Bangladesh was, up till 1971, East Pakistan. But the transition from East Pakistan to Bangladesh was not an easy one. Tired of being clubbed with groups they felt they did not belong to – the Sindhs and the Pashtuns – and dominated by the leadership in West Pakistan, the Bengalis in the East desperately wanted to break free. However, Pakistan was not ready to cut them loose. And so ensued devastating violence and destruction.
On the night of 25 March 1971, the forces of Pakistan launched an “Operation Searchlight” to end the resistance once and for all. The Bengalis, the Hindus and anybody who resisted was brutally suppressed and slaughtered.

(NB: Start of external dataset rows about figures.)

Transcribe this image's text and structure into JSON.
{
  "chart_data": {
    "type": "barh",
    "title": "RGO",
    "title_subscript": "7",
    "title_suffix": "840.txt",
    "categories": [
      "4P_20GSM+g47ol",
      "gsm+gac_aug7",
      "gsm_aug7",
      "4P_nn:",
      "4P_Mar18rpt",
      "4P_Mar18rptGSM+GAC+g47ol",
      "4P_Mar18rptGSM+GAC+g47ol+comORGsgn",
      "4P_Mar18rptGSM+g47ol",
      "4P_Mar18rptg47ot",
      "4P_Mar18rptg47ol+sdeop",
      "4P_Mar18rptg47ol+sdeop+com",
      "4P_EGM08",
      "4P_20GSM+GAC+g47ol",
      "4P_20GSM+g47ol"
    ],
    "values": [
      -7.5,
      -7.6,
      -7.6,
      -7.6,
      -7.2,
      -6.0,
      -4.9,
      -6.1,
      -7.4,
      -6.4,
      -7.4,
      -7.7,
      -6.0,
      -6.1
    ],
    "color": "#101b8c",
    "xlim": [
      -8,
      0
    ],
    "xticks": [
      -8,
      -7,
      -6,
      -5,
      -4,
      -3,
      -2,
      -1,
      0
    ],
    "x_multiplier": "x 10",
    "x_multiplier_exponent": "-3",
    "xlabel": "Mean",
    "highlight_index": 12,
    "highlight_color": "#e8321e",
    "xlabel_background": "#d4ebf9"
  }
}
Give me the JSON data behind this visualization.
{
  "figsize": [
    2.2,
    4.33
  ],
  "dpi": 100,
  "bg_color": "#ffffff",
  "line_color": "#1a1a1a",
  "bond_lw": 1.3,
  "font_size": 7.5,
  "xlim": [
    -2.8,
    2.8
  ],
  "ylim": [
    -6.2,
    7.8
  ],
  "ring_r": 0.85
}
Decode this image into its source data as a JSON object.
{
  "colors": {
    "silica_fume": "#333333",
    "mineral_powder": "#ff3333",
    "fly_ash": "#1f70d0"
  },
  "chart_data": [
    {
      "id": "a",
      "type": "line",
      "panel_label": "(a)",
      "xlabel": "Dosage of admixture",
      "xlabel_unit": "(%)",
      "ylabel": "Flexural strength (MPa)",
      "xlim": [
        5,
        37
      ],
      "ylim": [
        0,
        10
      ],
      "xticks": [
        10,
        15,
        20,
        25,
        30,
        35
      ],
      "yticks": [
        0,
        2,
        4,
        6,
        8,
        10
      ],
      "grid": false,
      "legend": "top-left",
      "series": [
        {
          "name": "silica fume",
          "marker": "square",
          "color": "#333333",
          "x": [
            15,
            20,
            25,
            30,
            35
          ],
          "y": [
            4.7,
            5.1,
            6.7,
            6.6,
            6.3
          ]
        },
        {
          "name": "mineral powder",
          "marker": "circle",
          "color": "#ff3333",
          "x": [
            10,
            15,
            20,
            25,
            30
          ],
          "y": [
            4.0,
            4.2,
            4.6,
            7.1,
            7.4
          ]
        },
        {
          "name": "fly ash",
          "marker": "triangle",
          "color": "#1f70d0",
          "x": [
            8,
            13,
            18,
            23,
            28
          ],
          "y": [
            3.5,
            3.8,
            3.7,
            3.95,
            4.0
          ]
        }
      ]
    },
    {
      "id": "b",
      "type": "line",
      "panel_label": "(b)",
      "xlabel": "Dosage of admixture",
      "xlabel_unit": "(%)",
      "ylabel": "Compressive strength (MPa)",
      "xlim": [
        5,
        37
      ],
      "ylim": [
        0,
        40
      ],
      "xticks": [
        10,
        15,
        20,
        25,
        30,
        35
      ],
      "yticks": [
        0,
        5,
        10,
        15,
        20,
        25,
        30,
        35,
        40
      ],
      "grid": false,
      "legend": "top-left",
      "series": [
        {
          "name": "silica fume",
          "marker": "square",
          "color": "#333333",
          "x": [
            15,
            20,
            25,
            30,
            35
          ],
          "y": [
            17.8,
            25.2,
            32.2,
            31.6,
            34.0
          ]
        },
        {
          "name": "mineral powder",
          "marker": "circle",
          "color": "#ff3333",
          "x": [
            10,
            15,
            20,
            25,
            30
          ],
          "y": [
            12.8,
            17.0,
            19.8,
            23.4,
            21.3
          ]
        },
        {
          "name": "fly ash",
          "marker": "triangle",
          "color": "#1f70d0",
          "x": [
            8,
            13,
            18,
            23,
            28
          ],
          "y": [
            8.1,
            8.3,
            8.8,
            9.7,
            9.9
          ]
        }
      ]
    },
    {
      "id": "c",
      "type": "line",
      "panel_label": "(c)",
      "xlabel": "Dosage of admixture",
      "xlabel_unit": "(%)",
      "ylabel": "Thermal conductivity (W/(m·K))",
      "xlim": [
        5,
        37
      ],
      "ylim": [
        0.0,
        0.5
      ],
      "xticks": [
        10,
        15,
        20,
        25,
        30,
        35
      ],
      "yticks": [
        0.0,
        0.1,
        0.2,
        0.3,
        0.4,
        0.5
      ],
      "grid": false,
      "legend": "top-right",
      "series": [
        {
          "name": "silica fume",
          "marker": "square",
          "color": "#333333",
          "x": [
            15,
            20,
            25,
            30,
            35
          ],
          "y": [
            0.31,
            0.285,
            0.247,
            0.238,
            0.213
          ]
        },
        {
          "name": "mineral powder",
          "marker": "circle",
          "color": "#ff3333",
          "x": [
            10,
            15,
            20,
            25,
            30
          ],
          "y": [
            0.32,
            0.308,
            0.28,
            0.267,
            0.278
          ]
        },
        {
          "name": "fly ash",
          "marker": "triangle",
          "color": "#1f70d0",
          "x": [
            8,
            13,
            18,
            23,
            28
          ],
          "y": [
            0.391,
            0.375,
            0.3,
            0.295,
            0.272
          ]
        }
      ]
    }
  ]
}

There is no exact estimate of how many died that night, but the figure ranges from 10,000 to 35,000. Educational spaces were not spared either, with hundreds of students killed in Dhaka University.
Simultaneous attacks were launched in Peelkhana and Rajarbagh.
Offices of dailies such as Daily Ittefaq were burned down too and a number of journalists and newspaper staff were charred to death. Anyone who resisted was violently put down.
According to a Dhaka Tribune report, before the violence was unleashed, however, the then President Yahya Khan left for the safety of Lahore. Zulfiqar Ali Bhutto, president of the Pakistan People's Party, observed the operation from the Hotel Intercontinental of Dhaka.
Thanks to God that Pakistan could have been saved.Zulfiqar Ali Bhutto
On 26 March, Bhutto even expressed his appreciation of the army's actions before leaving from Dhaka.
But while 25 March did mark the beginning of the ruthless, ambitious Operation Searchlight, the forces from West Pakistan did not succeed in crushing the rebellion completely. By the end of that year, the Bengalis had gained their independence.
The fateful day, however, is remembered each year as "Genocide Day" in Bangladesh.
On 25 March 2018, Bangladesh will be observing a one-minute blackout in memory of all that was lost on Genocide Day.